Os processos proximais referem-se a “interações recíprocas e ativas com base regular e
períodos prolongados no ambiente imediato” (Böing, Crepaldi, & Moré, 2008, p.255). Já a
pessoa diz respeito à percepção de que o sujeito é produto e produtor de seu contexto de
desenvolvimento. Em relação ao contexto, pode-se salientar que há participações do sujeito em
diversos níveis. O autor vai classificar o contexto em microssistema, messosistema, exosssistema
e macrossistema. A participação do sujeito vai sendo diminuída conforme a ampliação do sistema
em questão. E, sobre o tempo, esse refere-se às mudanças no ciclo de vida individual e familiar.
Cumpre-se ressaltar que a Terapia Familiar Sistêmica muito tem contribuído para o estudo
e o trabalho com famílias. Desse modo, ampliar o olhar e compreender como teorias podem
auxiliar nesse contexto é fundamental para o trabalho do pesquisador e do terapeuta familiar.
Conhecer a história e as perspectivas atuais solidifica mais a pesquisa e a prática do pensamento
sistêmico, assim como aguça novos olhares e possibilidades de pensar os avanços dessa teoria,
conforme a articulação dos sistemas em questão.
CONSIDERAÇÕES FINAIS
Ao tomar por base os pressupostos da Teoria Familiar Sistêmica, é relevante conhecer sua
trajetória, como se fez neste estudo. Mesmo com uma diversidade de olhares, a Teoria Familiar
Sistêmica é marcada por princípios comuns, como o entendimento da família e o olhar para o
comportamento de cada um dos membros do grupo familiar, e como cada comportamento
influência nos demais.
No contexto atual, pode-se apontar, dentro da Teoria Familiar Sistêmica, duas teorias
principais: a Teoria do Ciclo Vital e a Teoria Bioecológica do Desenvolvimento. A primeira
volta-se para compreender as transições da família e o cumprimento das tarefas ao longo do ciclo
de vida; já a segunda refere-se ao olhar relacional, de como o sujeito articula-se com o seu grupo
mais próximo (família) e com os demais sistemas (escola, trabalho, cultural, socioeconômico,
etc).
REFERÊNCIAS BIBLIOGRÁFICAS
Böing, E., Crepaldi, M. A., & Moré, C. L. O. (2008). Pesquisa com famílias: aspectos
teórico-metodológicos. Paidéia, 18(40), 251-266.
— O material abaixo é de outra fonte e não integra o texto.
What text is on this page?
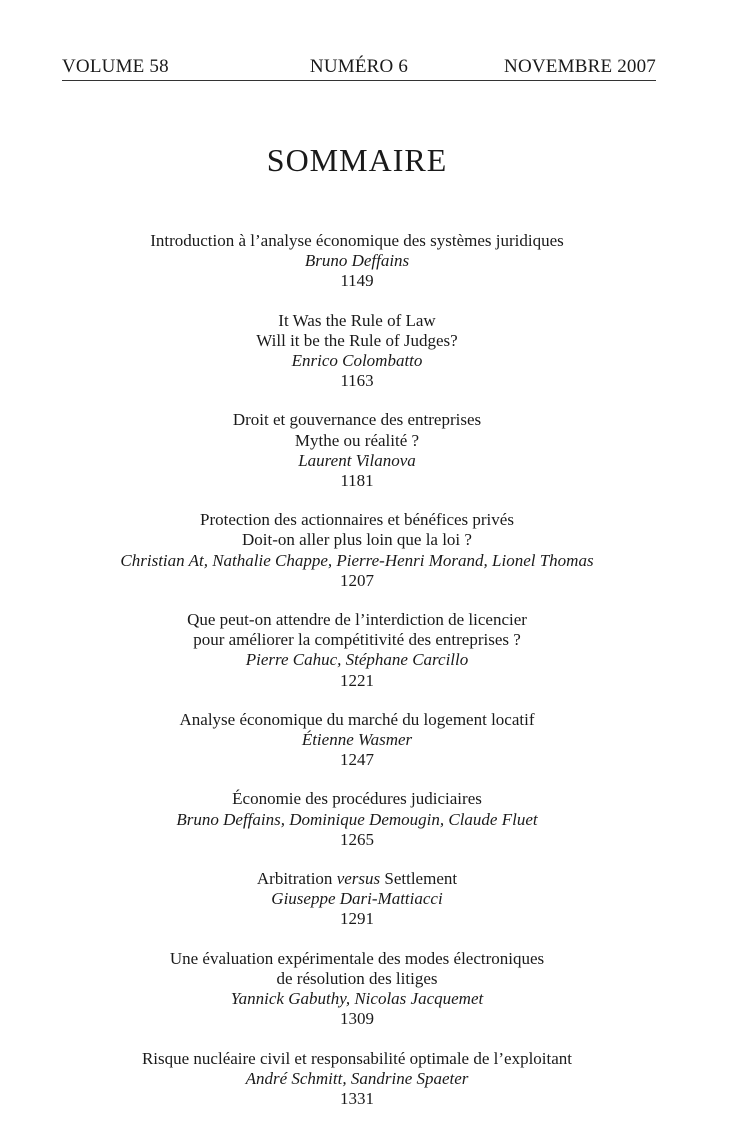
VOLUME 58	NUMÉRO 6	NOVEMBRE 2007
SOMMAIRE
Introduction à l’analyse économique des systèmes juridiques
Bruno Deffains
1149
It Was the Rule of Law
Will it be the Rule of Judges?
Enrico Colombatto
1163
Droit et gouvernance des entreprises
Mythe ou réalité ?
Laurent Vilanova
1181
Protection des actionnaires et bénéfices privés
Doit-on aller plus loin que la loi ?
Christian At, Nathalie Chappe, Pierre-Henri Morand, Lionel Thomas
1207
Que peut-on attendre de l’interdiction de licencier
pour améliorer la compétitivité des entreprises ?
Pierre Cahuc, Stéphane Carcillo
1221
Analyse économique du marché du logement locatif
Étienne Wasmer
1247
Économie des procédures judiciaires
Bruno Deffains, Dominique Demougin, Claude Fluet
1265
Arbitration versus Settlement
Giuseppe Dari-Mattiacci
1291
Une évaluation expérimentale des modes électroniques
de résolution des litiges
Yannick Gabuthy, Nicolas Jacquemet
1309
Risque nucléaire civil et responsabilité optimale de l’exploitant
André Schmitt, Sandrine Spaeter
1331
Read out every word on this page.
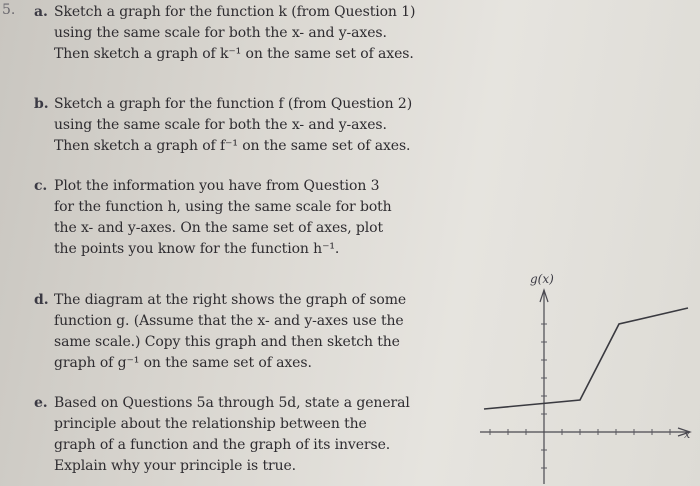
5. a. Sketch a graph for the function k (from Question 1)
using the same scale for both the x- and y-axes.
Then sketch a graph of k⁻¹ on the same set of axes.
b. Sketch a graph for the function f (from Question 2)
using the same scale for both the x- and y-axes.
Then sketch a graph of f⁻¹ on the same set of axes.
c. Plot the information you have from Question 3
for the function h, using the same scale for both
the x- and y-axes. On the same set of axes, plot
the points you know for the function h⁻¹.
d. The diagram at the right shows the graph of some
function g. (Assume that the x- and y-axes use the
same scale.) Copy this graph and then sketch the
graph of g⁻¹ on the same set of axes.
e. Based on Questions 5a through 5d, state a general
principle about the relationship between the
graph of a function and the graph of its inverse.
Explain why your principle is true.
g(x)
x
Boscolo, L., Cecchin, G., Hoffman, L., & Penn, P. (1993). A terapia familiar sistêmica de
Milão. Porto Alegre: Artes Médicas.
Bowen, M. (1978). Family Therapy in clinical practice. New York: Jason Arons.
Carter, B., & McGoldrick, M. (2001). As mudanças no ciclo de vida familiar. Porto Alegre:
Artes Médicas.
Cerveny, C.O., Berthoud, C. M.E., & cols. (1997) Família e ciclo vital: nossa realidade em
pesquisa. São Paulo: Casa do Psicólogo.
Gomes, L. B., Bolze, S. D. A., Bueno, R. K., & Crepaldi, M. A. (2014). As origens do
pensamento sistêmico: das partes para o todo. Pensando Famílias, 18(2), 3-16.
Nichols, M. P., & Schartz, R. C. (1998). Terapia familiar: Conceitos e métodos. Porto
Alegre: Artmed.
Osório, L. C., & Valle, M. E. (2002). Terapia de família: novas tendências. Porto Alegre:
Artmed.
Wiener, N. (1948). Cybernetics or control and comumunication in the animal and the
machine. Cambridge, Mass: The MIT Press, 1961. Revisão da edição original.